Katie Paterson studied at Edinburgh College of Art from 2000-2004 and at the Slade School of Art from 2005- 2007. Her artistic practice is cross-medium, multi-disciplinary and conceptually driven, with emphasis on nature, ecology, geology and cosmology. As Erica Burton, curator at Modern Art Oxford has said “Katie Paterson’s work engages with the landscape, as a physical entity and as an idea. Drawing on our experience of the natural world, she creates an expanded sense of reality beyond the purely visible”.
Recent projects include her one hundred year artwork Future Library, Fossil Necklace, Timepieces (Solar System) and a series of Campo del Cielo meteorites in which ancient meteorites have been cast, melted and re-cast in their original form. In 2014, Paterson became the first artist to send an art work to the International Space Station when the smallest of these meteorites was launched into space and docked with the ISS. A major new public artwork, Hollow, will be unveiled for the Department of Life Sciences, University of Bristol, in May 2016. Totality (2016) – a commission with Arts Council Collection and Somerset House – is a mirror ball comprising over 10,000 images of solar eclipses, nearly every one that has been documented by humankind either by illustration or photography and is on display at Somerset House, April – May 2016.
Paterson’s work has been exhibited as part major group exhibitions such as Tate Triennale (2009), the landmark touring exhibition Light Show first presented by the Hayward Gallery (2013) and Storylines at the Guggenheim Museum, New York (2015).

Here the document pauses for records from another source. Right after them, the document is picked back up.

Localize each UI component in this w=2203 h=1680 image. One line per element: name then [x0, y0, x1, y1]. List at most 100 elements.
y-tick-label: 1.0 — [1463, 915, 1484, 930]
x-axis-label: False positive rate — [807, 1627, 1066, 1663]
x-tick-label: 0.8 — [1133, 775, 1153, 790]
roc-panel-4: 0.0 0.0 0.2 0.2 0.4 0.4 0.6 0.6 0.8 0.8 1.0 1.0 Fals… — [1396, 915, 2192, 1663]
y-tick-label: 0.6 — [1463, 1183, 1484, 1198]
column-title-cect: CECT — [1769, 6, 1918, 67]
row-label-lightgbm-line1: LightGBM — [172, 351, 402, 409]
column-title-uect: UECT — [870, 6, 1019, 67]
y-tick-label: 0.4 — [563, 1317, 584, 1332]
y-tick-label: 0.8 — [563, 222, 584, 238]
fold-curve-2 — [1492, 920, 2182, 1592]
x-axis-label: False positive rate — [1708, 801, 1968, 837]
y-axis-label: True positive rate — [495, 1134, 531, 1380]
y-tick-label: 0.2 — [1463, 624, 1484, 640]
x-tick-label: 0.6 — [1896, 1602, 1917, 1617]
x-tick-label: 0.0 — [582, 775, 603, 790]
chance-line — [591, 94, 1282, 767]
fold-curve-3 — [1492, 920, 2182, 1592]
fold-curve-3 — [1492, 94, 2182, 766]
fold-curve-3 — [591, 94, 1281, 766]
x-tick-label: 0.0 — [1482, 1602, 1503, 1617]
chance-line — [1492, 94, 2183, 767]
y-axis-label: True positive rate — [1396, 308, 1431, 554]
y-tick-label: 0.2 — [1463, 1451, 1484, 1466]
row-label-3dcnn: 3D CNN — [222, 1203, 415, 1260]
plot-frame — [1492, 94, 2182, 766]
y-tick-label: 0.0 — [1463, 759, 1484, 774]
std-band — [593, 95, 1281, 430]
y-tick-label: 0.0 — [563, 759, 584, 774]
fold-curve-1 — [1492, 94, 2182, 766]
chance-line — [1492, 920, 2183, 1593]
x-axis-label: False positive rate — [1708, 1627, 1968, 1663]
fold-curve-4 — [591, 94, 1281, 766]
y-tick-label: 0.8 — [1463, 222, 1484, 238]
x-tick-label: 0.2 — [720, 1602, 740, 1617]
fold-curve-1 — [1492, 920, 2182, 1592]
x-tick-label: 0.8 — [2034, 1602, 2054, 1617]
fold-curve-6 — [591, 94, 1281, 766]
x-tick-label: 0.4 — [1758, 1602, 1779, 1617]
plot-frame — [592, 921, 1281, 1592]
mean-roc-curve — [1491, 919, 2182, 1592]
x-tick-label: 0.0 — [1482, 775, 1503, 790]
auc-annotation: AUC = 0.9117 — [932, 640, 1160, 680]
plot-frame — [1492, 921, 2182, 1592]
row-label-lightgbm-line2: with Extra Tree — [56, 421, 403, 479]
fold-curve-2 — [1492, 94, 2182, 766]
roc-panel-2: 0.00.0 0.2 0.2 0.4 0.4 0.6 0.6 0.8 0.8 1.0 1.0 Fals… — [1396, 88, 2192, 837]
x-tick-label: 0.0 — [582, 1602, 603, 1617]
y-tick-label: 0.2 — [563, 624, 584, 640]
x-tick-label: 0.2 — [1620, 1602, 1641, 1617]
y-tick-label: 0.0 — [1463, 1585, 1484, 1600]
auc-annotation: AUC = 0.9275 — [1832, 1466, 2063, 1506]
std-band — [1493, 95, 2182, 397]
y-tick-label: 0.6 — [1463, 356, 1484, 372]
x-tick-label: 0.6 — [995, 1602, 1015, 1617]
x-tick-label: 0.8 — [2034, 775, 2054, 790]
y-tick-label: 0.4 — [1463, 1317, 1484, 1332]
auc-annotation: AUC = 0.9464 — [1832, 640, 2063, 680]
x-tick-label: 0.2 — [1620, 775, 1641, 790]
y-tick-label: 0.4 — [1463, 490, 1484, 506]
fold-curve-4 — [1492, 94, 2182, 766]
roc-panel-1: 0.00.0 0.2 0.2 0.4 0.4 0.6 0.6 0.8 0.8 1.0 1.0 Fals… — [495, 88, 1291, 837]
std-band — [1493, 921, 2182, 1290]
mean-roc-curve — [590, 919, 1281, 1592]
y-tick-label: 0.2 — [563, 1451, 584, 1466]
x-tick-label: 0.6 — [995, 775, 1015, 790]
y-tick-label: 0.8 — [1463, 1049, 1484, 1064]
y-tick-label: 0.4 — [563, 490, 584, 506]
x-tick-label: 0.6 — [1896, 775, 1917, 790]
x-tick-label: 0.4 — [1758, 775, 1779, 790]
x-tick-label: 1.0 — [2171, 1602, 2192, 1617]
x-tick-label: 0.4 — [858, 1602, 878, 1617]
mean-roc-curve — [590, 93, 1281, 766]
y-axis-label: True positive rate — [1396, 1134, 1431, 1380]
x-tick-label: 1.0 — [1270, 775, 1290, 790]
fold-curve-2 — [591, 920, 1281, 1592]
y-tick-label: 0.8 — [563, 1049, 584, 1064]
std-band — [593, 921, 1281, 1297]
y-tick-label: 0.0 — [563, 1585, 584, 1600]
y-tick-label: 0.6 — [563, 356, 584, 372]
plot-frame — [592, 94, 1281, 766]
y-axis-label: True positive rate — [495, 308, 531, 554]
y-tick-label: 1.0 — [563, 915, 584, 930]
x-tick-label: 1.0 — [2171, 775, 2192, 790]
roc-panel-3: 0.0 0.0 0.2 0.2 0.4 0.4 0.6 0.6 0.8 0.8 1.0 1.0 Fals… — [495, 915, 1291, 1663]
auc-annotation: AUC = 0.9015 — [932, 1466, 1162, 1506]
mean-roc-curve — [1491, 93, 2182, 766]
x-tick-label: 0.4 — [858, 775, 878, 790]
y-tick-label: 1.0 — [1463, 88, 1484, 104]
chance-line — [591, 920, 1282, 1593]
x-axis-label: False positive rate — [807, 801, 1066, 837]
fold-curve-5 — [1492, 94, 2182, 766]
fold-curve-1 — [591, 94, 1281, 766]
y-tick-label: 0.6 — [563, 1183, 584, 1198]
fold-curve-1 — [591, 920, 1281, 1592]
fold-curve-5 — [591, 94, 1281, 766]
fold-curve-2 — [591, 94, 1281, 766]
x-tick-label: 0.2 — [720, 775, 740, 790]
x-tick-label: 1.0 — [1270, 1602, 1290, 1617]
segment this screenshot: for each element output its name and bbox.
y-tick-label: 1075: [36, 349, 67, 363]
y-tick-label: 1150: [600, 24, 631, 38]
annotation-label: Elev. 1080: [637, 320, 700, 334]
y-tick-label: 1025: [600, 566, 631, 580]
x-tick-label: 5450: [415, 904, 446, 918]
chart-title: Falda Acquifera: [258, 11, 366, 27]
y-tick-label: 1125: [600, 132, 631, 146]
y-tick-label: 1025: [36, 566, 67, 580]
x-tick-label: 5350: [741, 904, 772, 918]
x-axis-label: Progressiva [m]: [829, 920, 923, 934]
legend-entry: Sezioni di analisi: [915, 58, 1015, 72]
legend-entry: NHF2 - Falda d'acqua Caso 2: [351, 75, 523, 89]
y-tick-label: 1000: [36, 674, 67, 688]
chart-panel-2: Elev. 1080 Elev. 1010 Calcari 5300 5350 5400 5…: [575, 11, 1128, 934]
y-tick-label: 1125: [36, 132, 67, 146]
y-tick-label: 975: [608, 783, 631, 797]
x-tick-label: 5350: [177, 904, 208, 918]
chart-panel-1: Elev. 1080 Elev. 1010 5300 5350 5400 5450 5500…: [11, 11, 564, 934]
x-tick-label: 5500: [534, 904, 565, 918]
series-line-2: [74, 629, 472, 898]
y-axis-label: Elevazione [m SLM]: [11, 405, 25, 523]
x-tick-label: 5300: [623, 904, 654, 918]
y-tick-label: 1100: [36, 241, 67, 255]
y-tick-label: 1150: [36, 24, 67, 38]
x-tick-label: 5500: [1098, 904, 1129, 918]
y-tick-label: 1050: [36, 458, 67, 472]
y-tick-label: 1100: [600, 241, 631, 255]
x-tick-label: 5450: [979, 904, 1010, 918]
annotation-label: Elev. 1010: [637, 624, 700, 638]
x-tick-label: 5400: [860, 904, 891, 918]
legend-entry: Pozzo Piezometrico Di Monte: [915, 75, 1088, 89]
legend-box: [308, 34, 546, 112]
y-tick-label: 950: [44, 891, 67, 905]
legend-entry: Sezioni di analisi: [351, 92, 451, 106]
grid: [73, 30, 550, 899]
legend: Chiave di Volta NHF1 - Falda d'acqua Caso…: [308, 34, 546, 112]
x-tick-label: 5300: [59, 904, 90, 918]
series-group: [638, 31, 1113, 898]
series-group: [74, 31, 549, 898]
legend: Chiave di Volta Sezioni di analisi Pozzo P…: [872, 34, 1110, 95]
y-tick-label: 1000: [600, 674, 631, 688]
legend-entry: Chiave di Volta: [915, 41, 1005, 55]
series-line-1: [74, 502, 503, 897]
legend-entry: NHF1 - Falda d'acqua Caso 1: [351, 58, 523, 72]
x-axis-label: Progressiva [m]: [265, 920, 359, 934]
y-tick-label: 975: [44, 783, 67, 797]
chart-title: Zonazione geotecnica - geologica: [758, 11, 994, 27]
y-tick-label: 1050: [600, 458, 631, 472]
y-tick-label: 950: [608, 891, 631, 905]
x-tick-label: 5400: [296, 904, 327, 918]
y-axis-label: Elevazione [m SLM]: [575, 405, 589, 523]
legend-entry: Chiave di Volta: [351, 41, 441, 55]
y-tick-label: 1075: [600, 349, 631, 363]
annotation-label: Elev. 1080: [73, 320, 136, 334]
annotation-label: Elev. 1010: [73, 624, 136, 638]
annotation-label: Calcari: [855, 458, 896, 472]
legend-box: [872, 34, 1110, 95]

In January 2014, Paterson was announced as the recipient of the 2014 South Bank Sky Arts Award for Visual Art. In 2015 Paterson was shortlisted for the 46th PIAC (Prix International d’Art Contemporain / International Prize for Contemporary Art) for her artwork Campo del Cielo, Field of the Sky (2014). Paterson’s work is held in public collections internationally including the Guggenheim Museum, New York, USA; Art Gallery of New South Wales, Sydney, Australia and Frac Franche-Comté, France.